“De mal en pire.”
– French saying
Dear World At Large,
Allow me to disabuse you of a seemingly common notion: the internet is not anonymous. No really, it’s not. Yes, there are steps you can take to protect your identity and privacy, but anyone who really wants to figure out who is posting those trollish comments at the bottom of a youtube video probably can.
From a police perspective, this anonymity myth is particularly funny. We’ve had instances with theft that we’ve traced from Craiglist, and abuse of animal carcasses (not as kinky as it sounds) that we’ve tracked from Facebook.

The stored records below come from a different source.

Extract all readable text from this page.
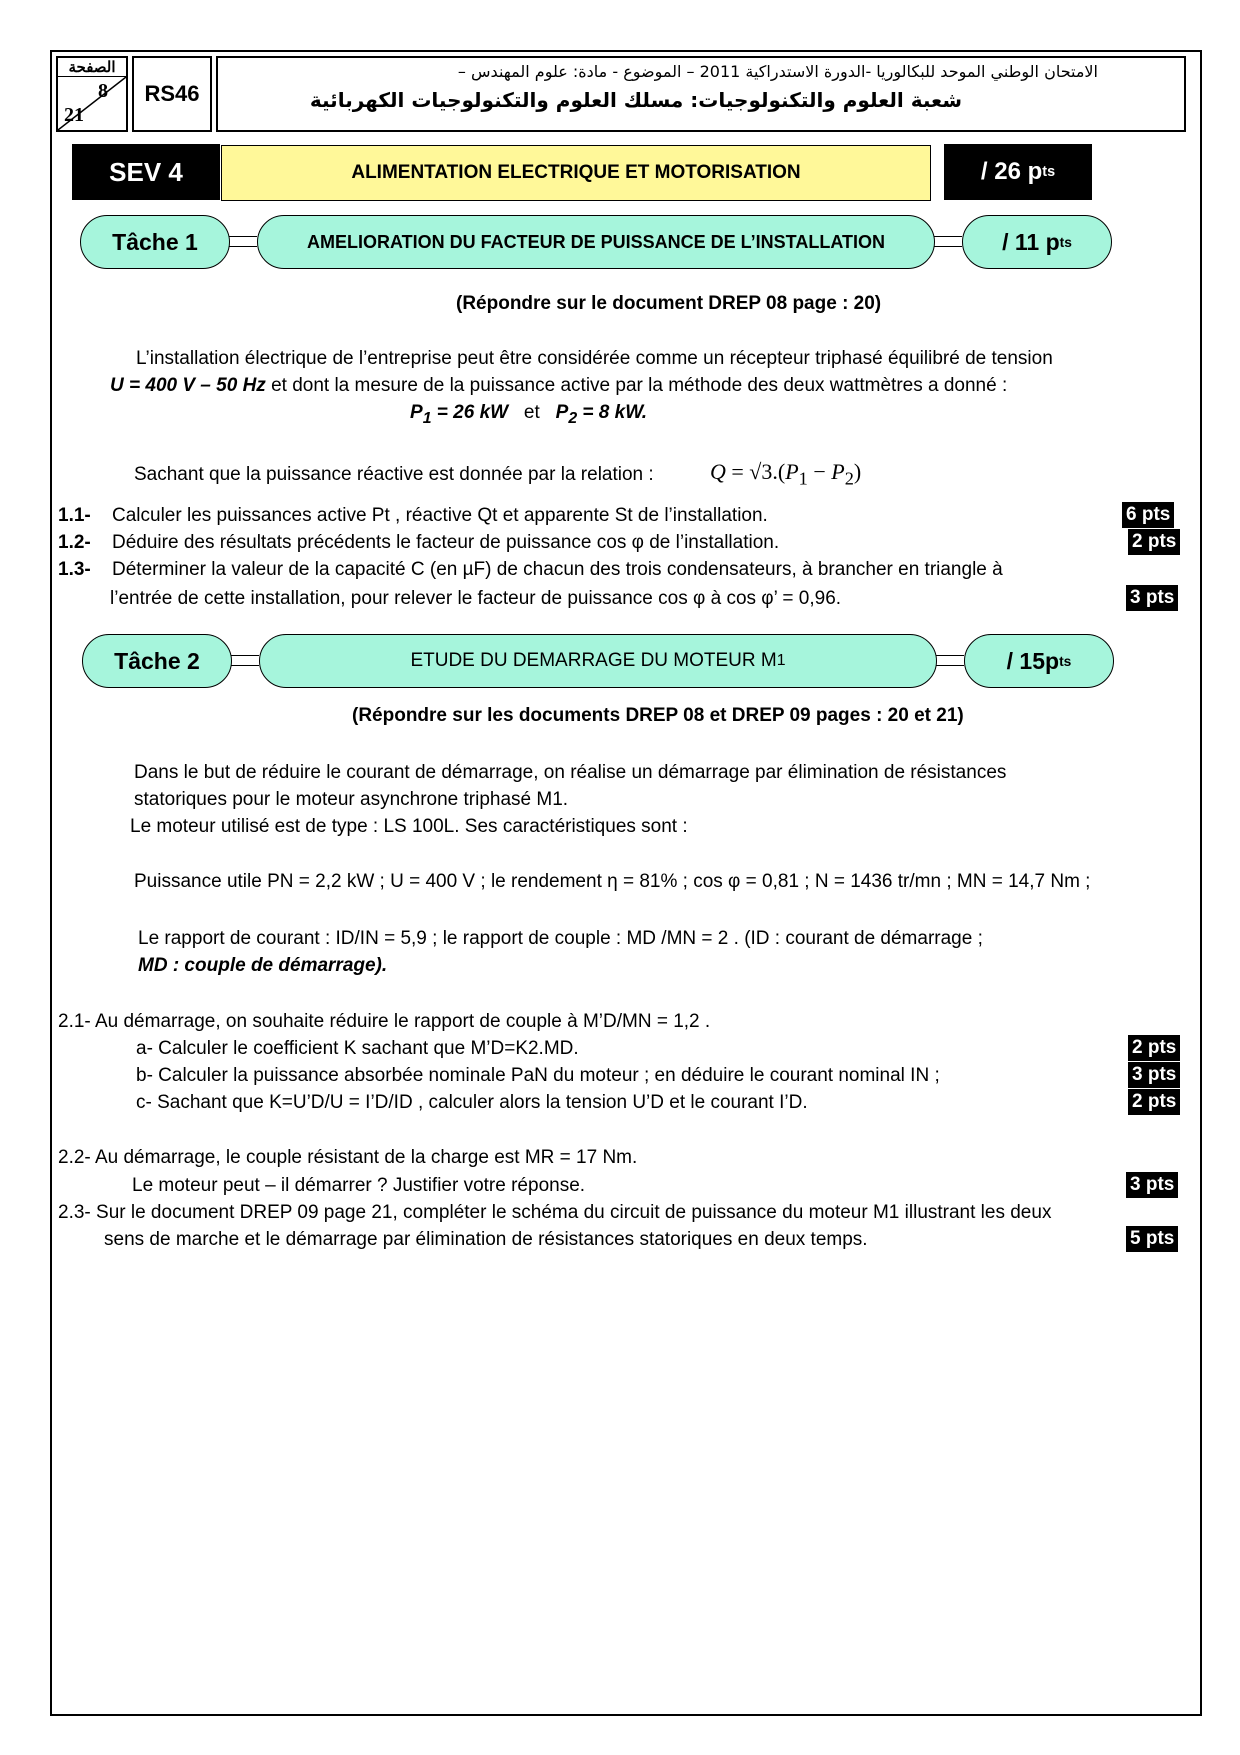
الصفحة
8
21
RS46
الامتحان الوطني الموحد للبكالوريا -الدورة الاستدراكية 2011 – الموضوع - مادة: علوم المهندس –
شعبة العلوم والتكنولوجيات: مسلك العلوم والتكنولوجيات الكهربائية
SEV 4	ALIMENTATION ELECTRIQUE ET MOTORISATION	/ 26 p ts
Tâche 1	AMELIORATION DU FACTEUR DE PUISSANCE DE L’INSTALLATION	/ 11 p ts
(Répondre sur le document DREP 08 page : 20)
L’installation électrique de l’entreprise peut être considérée comme un récepteur triphasé équilibré de tension
U = 400 V – 50 Hz et dont la mesure de la puissance active par la méthode des deux wattmètres a donné :
$P_1 = 26$ kW et $P_2 = 8$ kW.
Sachant que la puissance réactive est donnée par la relation :	$Q = √3.(P_1 - P_2)$
1.1- Calculer les puissances active Pt , réactive Qt et apparente St de l’installation.	6 pts
1.2- Déduire des résultats précédents le facteur de puissance cos φ de l’installation.	2 pts
1.3- Déterminer la valeur de la capacité C (en µF) de chacun des trois condensateurs, à brancher en triangle à
l’entrée de cette installation, pour relever le facteur de puissance cos φ à cos φ’ = 0,96.	3 pts
Tâche 2	ETUDE DU DEMARRAGE DU MOTEUR M 1	/ 15p ts
(Répondre sur les documents DREP 08 et DREP 09 pages : 20 et 21)
Dans le but de réduire le courant de démarrage, on réalise un démarrage par élimination de résistances
statoriques pour le moteur asynchrone triphasé M1.
Le moteur utilisé est de type : LS 100L. Ses caractéristiques sont :
Puissance utile PN = 2,2 kW ; U = 400 V ; le rendement η = 81% ; cos φ = 0,81 ; N = 1436 tr/mn ; MN = 14,7 Nm ;
Le rapport de courant : ID/IN = 5,9 ; le rapport de couple : MD /MN = 2 . (ID : courant de démarrage ;
MD : couple de démarrage).
2.1- Au démarrage, on souhaite réduire le rapport de couple à M’D/MN = 1,2 .
a- Calculer le coefficient K sachant que M’D=K2.MD.	2 pts
b- Calculer la puissance absorbée nominale PaN du moteur ; en déduire le courant nominal IN ;	3 pts
c- Sachant que K=U’D/U = I’D/ID , calculer alors la tension U’D et le courant I’D.	2 pts
2.2- Au démarrage, le couple résistant de la charge est MR = 17 Nm.
Le moteur peut – il démarrer ? Justifier votre réponse.	3 pts
2.3- Sur le document DREP 09 page 21, compléter le schéma du circuit de puissance du moteur M1 illustrant les deux
sens de marche et le démarrage par élimination de résistances statoriques en deux temps.	5 pts
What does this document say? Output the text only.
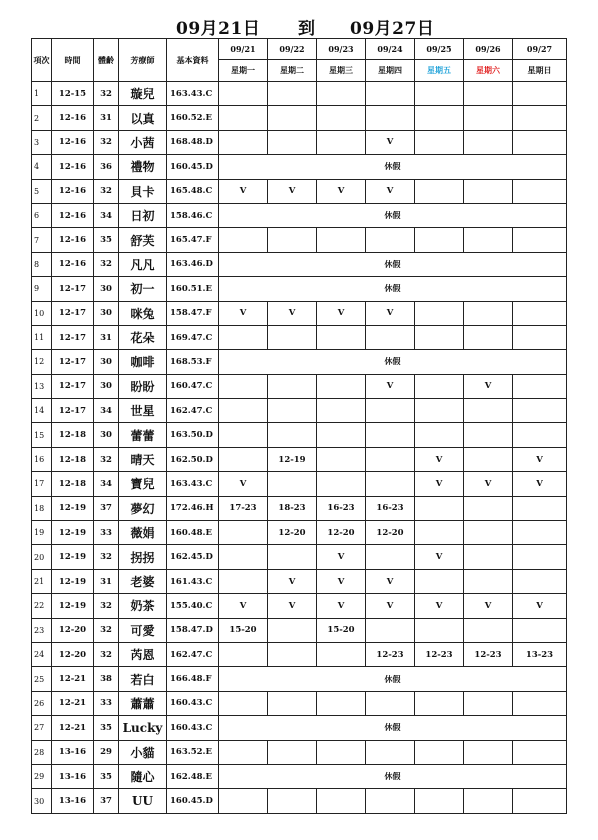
09月21日 到 09月27日
項次	時間	體齡	芳療師	基本資料	09/21	09/22	09/23	09/24	09/25	09/26	09/27
					星期一	星期二	星期三	星期四	星期五	星期六	星期日
1	12-15	32	璇兒	163.43.C							
2	12-16	31	以真	160.52.E							
3	12-16	32	小茜	168.48.D				V			
4	12-16	36	禮物	160.45.D	休假						
5	12-16	32	貝卡	165.48.C	V	V	V	V			
6	12-16	34	日初	158.46.C	休假						
7	12-16	35	舒芙	165.47.F							
8	12-16	32	凡凡	163.46.D	休假						
9	12-17	30	初一	160.51.E	休假						
10	12-17	30	咪兔	158.47.F	V	V	V	V			
11	12-17	31	花朵	169.47.C							
12	12-17	30	咖啡	168.53.F	休假						
13	12-17	30	盼盼	160.47.C				V		V	
14	12-17	34	世星	162.47.C							
15	12-18	30	蕾蕾	163.50.D							
16	12-18	32	晴天	162.50.D		12-19			V		V
17	12-18	34	寶兒	163.43.C	V				V	V	V
18	12-19	37	夢幻	172.46.H	17-23	18-23	16-23	16-23			
19	12-19	33	薇娟	160.48.E		12-20	12-20	12-20			
20	12-19	32	拐拐	162.45.D			V		V		
21	12-19	31	老婆	161.43.C		V	V	V			
22	12-19	32	奶茶	155.40.C	V	V	V	V	V	V	V
23	12-20	32	可愛	158.47.D	15-20		15-20				
24	12-20	32	芮恩	162.47.C				12-23	12-23	12-23	13-23
25	12-21	38	若白	166.48.F	休假						
26	12-21	33	蕭蕭	160.43.C							
27	12-21	35	Lucky	160.43.C	休假						
28	13-16	29	小貓	163.52.E							
29	13-16	35	隨心	162.48.E	休假						
30	13-16	37	UU	160.45.D							
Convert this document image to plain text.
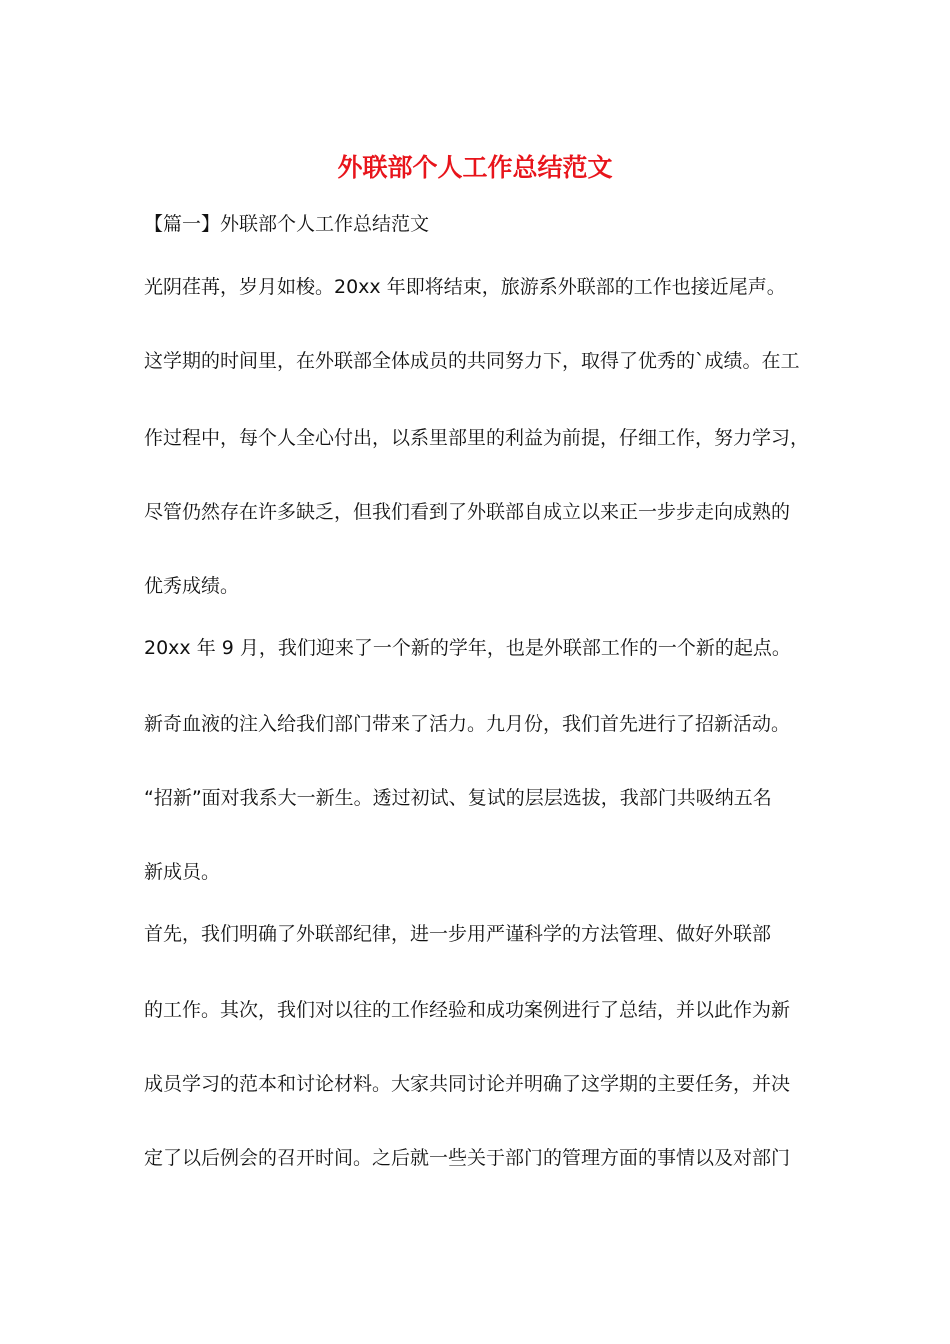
外联部个人工作总结范文

【篇一】外联部个人工作总结范文

光阴荏苒，岁月如梭。20xx 年即将结束，旅游系外联部的工作也接近尾声。

这学期的时间里，在外联部全体成员的共同努力下，取得了优秀的`成绩。在工

作过程中，每个人全心付出，以系里部里的利益为前提，仔细工作，努力学习，

尽管仍然存在许多缺乏，但我们看到了外联部自成立以来正一步步走向成熟的

优秀成绩。

20xx 年 9 月，我们迎来了一个新的学年，也是外联部工作的一个新的起点。

新奇血液的注入给我们部门带来了活力。九月份，我们首先进行了招新活动。

“招新”面对我系大一新生。透过初试、复试的层层选拔，我部门共吸纳五名

新成员。

首先，我们明确了外联部纪律，进一步用严谨科学的方法管理、做好外联部

的工作。其次，我们对以往的工作经验和成功案例进行了总结，并以此作为新

成员学习的范本和讨论材料。大家共同讨论并明确了这学期的主要任务，并决

定了以后例会的召开时间。之后就一些关于部门的管理方面的事情以及对部门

The bottom line is, if you do something wrong and then publish photos, accounts, or step-by-step instructions somewhere online, it is really easy to find you and punish you.
So, when a kid shared on Twitter that he was jumping curbs in his car to park in visitor and handicapped parking, it was the work of a mere moment to look up his name on the campus directory, see what car he drove, and slap a ticket on it. And when he came in huffing and puffing about why he’d got a ticket because “he hadn’t done anything wrong,” it was immensely satisfying to tilt a computer screen at him to display his own confession, broadcast for all creation to see, and watch him turn 12 shades of red.
Truth is, dear World At Large, if you really are so silly as to tell everyone what you’ve done and where you are, do expect someone to show up and hold you accountable. Because someone probably will. And if you are really so narcissistic that you have to share every detail of your life, even your petty criminality with us, you have much larger issues to deal with.